Le 19 juillet, la chanteuse Lara Martins monte sur la scène du Festival ao Largo pour présenter « Canção », un album mêlant tango argentin, musique brésilienne et fado.

Le lendemain soir, le Portuguese Symphonic Band interprète, sous la direction de Francisco Ferreira et avec António Saiote à la clarinette, des œuvres de Rimsky-Korsakov, Óscar Navarro, Chostakovitch et Duarte Pestana.

Pour célébrer le 200e anniversaire de l’indépendance du Brésil, sous la direction musicale du maestro Roberto Tibiriçá, l’Orquestra Sinfónica Portuguesa (OSP) et le Chœur du Théâtre National de São Carlos (TNSC) se produisent les nuits du 22 et 23 juillet, pour interpréter l’ouverture de « Fosca », de Carlos Gomes, Bachiana Brasileira n.º 4, de Heitor Villa-Lobos, et « Maracatu de Chico-Rei », de Francisco Mignone.

Les 26 et 27 juillet, c’est au tour des Studios Victor Córdon de présenter la 5e édition de la plateforme Território, réunissant le chorégraphe catalan Marcos Morau et la chorégraphe canadienne Dorotea Saykaly, qui dirigent, en deux spectacles, 12 jeunes danseurs de neuf écoles nationales, ainsi qu’un court métrage de Sara Bernardo et Pedro Emes Nogueira.
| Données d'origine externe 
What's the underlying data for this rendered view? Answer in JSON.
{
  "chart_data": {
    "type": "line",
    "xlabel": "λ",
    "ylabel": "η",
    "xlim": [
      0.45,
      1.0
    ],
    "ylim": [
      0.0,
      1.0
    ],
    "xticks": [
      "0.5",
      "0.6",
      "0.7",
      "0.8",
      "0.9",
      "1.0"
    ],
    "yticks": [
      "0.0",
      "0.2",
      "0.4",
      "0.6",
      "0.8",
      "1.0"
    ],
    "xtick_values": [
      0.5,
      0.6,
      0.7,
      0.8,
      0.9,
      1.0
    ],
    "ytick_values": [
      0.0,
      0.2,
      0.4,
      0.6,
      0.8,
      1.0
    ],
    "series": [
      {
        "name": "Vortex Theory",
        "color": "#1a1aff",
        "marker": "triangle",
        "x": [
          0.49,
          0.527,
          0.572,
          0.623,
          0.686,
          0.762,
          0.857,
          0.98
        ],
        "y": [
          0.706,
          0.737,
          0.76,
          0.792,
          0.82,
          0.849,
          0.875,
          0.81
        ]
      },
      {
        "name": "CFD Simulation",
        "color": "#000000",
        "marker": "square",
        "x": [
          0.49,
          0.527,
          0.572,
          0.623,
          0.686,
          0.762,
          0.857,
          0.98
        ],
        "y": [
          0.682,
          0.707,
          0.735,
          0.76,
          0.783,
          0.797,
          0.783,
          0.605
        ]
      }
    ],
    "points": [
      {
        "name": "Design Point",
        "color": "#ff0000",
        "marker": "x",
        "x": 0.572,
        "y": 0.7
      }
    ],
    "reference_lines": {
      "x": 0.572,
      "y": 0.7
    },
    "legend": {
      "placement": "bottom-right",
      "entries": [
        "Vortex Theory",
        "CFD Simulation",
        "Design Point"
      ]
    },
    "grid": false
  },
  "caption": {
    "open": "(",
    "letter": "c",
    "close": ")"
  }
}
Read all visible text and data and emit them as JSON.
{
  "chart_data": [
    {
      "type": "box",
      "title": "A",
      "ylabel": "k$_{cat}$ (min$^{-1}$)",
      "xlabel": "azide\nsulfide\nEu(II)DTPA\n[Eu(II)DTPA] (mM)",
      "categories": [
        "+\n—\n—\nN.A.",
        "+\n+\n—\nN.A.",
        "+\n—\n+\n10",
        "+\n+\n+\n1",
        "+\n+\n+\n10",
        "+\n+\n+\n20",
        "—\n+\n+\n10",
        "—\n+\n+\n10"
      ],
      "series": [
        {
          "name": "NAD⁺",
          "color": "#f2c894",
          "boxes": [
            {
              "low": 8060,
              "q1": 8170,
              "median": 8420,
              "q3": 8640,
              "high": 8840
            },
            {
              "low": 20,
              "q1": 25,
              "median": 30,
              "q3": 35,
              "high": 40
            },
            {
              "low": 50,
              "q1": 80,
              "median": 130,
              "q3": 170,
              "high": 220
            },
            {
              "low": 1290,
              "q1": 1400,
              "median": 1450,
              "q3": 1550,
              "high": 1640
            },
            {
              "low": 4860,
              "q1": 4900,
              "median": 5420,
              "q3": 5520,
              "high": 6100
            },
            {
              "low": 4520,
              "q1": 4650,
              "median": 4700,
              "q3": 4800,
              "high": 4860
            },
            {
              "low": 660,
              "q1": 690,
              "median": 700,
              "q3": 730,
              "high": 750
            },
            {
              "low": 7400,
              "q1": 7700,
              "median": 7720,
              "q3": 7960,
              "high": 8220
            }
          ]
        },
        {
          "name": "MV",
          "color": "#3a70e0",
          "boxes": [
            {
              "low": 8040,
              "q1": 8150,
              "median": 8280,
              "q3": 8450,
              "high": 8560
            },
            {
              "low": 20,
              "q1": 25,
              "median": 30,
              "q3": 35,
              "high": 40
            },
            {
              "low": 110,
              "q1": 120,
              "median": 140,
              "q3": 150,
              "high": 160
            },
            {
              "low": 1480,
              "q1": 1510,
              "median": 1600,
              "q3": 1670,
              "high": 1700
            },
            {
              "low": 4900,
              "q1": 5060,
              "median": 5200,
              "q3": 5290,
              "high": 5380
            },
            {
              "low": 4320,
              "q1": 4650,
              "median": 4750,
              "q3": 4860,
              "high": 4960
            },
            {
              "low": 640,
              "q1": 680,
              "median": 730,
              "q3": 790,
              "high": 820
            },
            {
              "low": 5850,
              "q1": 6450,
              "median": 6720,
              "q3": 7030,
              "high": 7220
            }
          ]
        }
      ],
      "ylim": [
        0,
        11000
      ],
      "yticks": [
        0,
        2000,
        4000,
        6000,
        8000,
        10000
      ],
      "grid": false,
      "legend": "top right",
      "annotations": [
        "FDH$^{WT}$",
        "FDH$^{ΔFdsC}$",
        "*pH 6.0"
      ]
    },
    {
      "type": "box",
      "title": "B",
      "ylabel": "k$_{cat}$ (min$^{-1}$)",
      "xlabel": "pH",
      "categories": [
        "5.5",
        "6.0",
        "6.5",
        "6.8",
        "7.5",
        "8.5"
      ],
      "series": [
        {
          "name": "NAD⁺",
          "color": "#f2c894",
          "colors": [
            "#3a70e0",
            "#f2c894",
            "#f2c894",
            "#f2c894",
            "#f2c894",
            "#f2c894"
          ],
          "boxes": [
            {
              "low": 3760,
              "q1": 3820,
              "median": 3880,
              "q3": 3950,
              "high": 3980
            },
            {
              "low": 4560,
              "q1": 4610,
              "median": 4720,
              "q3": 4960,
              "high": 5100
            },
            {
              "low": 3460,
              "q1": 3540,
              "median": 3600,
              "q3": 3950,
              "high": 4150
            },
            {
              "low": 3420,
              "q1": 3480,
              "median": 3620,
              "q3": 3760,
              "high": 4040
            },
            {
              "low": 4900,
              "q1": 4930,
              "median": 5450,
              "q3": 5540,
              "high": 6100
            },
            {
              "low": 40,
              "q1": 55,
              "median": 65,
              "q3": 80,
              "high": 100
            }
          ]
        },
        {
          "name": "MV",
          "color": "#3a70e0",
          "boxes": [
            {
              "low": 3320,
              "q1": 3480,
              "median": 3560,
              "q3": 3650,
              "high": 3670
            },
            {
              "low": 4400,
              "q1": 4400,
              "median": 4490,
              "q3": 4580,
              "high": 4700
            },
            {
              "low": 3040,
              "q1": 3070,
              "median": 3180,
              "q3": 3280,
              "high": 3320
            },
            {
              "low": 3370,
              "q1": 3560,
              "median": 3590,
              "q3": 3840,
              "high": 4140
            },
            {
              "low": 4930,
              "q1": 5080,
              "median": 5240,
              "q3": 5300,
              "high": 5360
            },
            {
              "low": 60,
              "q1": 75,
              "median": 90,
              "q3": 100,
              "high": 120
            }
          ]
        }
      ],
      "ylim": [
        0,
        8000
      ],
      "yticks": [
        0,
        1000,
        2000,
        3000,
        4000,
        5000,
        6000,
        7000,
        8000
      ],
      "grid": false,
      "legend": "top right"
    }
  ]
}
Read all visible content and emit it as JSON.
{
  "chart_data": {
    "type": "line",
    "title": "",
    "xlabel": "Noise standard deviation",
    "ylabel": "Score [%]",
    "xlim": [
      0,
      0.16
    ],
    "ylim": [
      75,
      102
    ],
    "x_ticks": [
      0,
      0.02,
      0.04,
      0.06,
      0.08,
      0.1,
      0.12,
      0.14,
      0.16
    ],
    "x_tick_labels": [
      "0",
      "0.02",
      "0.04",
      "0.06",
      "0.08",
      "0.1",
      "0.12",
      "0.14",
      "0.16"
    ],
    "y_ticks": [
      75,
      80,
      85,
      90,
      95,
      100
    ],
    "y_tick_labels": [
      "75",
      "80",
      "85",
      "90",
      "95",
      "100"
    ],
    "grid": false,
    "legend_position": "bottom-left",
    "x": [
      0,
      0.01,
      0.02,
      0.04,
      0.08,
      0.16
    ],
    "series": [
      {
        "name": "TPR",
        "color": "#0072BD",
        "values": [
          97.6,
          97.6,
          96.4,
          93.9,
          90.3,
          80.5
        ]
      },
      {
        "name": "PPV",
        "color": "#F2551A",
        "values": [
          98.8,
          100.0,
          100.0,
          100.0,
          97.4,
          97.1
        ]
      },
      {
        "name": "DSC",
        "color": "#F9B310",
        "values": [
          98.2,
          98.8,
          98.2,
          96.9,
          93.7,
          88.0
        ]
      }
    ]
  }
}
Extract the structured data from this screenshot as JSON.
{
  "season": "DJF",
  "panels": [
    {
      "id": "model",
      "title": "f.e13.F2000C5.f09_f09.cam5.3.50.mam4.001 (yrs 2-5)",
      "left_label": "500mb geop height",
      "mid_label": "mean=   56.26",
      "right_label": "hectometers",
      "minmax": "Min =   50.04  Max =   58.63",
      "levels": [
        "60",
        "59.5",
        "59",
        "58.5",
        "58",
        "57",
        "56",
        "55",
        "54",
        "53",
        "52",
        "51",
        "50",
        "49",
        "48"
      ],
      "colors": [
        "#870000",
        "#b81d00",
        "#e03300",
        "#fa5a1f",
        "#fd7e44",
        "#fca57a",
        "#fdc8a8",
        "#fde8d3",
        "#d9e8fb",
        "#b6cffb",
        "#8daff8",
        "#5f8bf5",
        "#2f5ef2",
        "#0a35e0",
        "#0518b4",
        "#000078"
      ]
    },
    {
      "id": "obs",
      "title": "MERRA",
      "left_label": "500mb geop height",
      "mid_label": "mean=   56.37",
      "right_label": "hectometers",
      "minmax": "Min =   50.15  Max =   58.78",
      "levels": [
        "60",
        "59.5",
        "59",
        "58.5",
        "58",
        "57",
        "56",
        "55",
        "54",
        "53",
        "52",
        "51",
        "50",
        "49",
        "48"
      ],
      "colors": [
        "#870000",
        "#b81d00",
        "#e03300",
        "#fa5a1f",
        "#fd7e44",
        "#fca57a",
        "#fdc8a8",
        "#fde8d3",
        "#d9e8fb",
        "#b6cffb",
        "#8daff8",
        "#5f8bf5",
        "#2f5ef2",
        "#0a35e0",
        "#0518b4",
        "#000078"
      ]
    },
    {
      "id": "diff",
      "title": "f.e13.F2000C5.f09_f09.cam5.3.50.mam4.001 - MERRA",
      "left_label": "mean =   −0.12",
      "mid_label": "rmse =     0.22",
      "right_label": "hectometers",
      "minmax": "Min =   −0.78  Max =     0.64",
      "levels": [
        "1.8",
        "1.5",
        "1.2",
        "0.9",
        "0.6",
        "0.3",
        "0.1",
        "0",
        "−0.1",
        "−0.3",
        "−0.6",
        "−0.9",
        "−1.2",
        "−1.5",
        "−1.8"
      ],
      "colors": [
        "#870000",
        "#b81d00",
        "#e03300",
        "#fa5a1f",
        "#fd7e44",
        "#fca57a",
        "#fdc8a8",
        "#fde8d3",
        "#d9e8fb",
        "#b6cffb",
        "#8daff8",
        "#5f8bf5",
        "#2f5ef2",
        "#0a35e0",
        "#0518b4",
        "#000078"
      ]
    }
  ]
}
OSP et le chœur TNSC se produiront à nouveau en fin de festival, les 29 et 30 juillet, pour interpréter « Carmina Burana » de Carl Orff, avec la soprano Rita Marques, le ténor Marco Alves dos Santos et le baryton André baleinier.

« À une époque sans canon esthétique défini, cartographié entre passé et futur, ce sera l’année de la pleine affirmation d’un festival qui, au fil des ans, a consolidé une mission distincte dans son offre gratuite et accessible à tous les publics, qui se fait entendre bien au cœur du centre historique de la ville », a souligné l’organisation, dans un texte signé par les directeurs de CNB, Carlos Prado, de TNSC, Elisabete Matos, et des Estúdios Victor Córdon, Rui Lopes Graça.